The firm ran a series of sold-out trips on the newly-opened Borders Railway last September and October which sold out again when extra carriages were added.

The initiative has built on the success of the Jacobite steam service between Fort William and Mallaig, which originated under British Rail 32 years ago and has been a magnet for Harry Potter fans as the nearest thing to the fictional Hogwarts Express.

In addition, there are burgeoning steam railways across Scotland, including the Aviemore-based Strathspey Railway, which celebrated its most successful year in 2015 and plans to extend north to Grantown-on-Spey.

The Scottish Railway Preservation Society, which runs the Bo’ness and Kinneil Railway and trips across Scotland, also announced record figures last month.

However, I’m told running steam trains on the rail network is a very tricky business, involving lengthy negotiations for space on the ever-busier tracks, and to ensure the latest stringent safety requirements are met.

According to independent regulators, Britain’s railways are the safest in Europe, with the last passenger to be killed on a train an unprecedented nine years ago this week.

It’s even more reason to ensure steam trains and their decades-old carriages operate safely on a network that has never carried so much traffic.

However, that has been threatened by Britain’s largest steam firm – and Jacobite operator – West Coast Railways (WCR) being served with what’s seen as the industry’s most damning-yet warning when it was banned from the network last week for a series of incidents in England.

All WCR trains were also halted last year following a previous incident, but the ban was subsequently lifted in time for the Jacobite to start on time. The episode caused major problems for ScotRail, which had planned to use WCR for its inaugural steam trips last summer in the Highlands.

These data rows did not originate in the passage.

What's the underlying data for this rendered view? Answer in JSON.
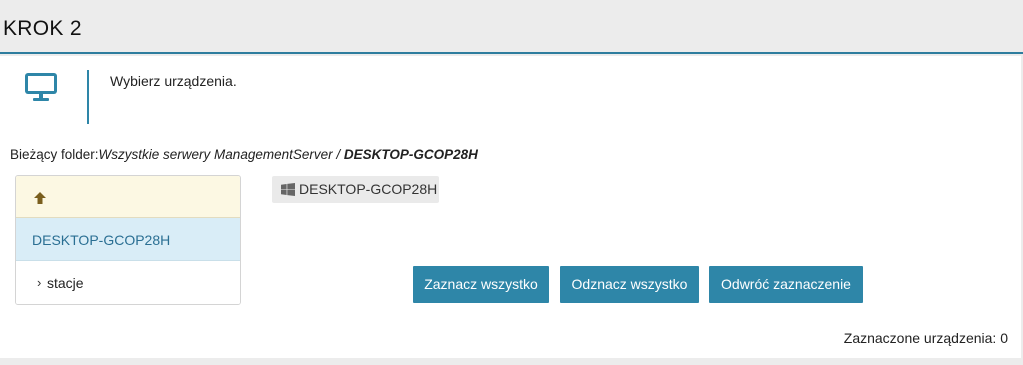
{
  "step": {
    "title": "KROK 2"
  },
  "instruction": {
    "text": "Wybierz urządzenia."
  },
  "icons": {
    "monitor": "monitor-icon",
    "up": "arrow-up-icon",
    "windows": "windows-icon",
    "chevron": "chevron-right-icon"
  },
  "colors": {
    "accent": "#2e86a8",
    "selected_row": "#d9edf7",
    "up_row": "#fcf8e3"
  },
  "breadcrumb": {
    "label": "Bieżący folder:",
    "path": "Wszystkie serwery ManagementServer / ",
    "current": "DESKTOP-GCOP28H"
  },
  "tree": {
    "selected": "DESKTOP-GCOP28H",
    "children": [
      {
        "chevron": "›",
        "label": "stacje"
      }
    ]
  },
  "devices": [
    {
      "name": "DESKTOP-GCOP28H"
    }
  ],
  "buttons": {
    "select_all": "Zaznacz wszystko",
    "deselect_all": "Odznacz wszystko",
    "invert": "Odwróć zaznaczenie"
  },
  "counter": {
    "label": "Zaznaczone urządzenia:",
    "value": "0"
  }
}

However, two months later, even after ScotRail found another operator, The Scotsman revealed that tickets for the excursions were being sold on a discount website at half price to fill empty seats. That came amid industry concern at the lack of promotion of the trips, especially since the market had previously been dominated by tours from England.

ScotRail is still devising this year’s programme, but expect the Borders Railway to be included again. Observers believe trips during the Edinburgh Festival would be a winner.

Pretty much everyone will benefit if steam takes off, heightening Scotland’s rural appeal to tourists and natives alike. So it’s vital we get it right.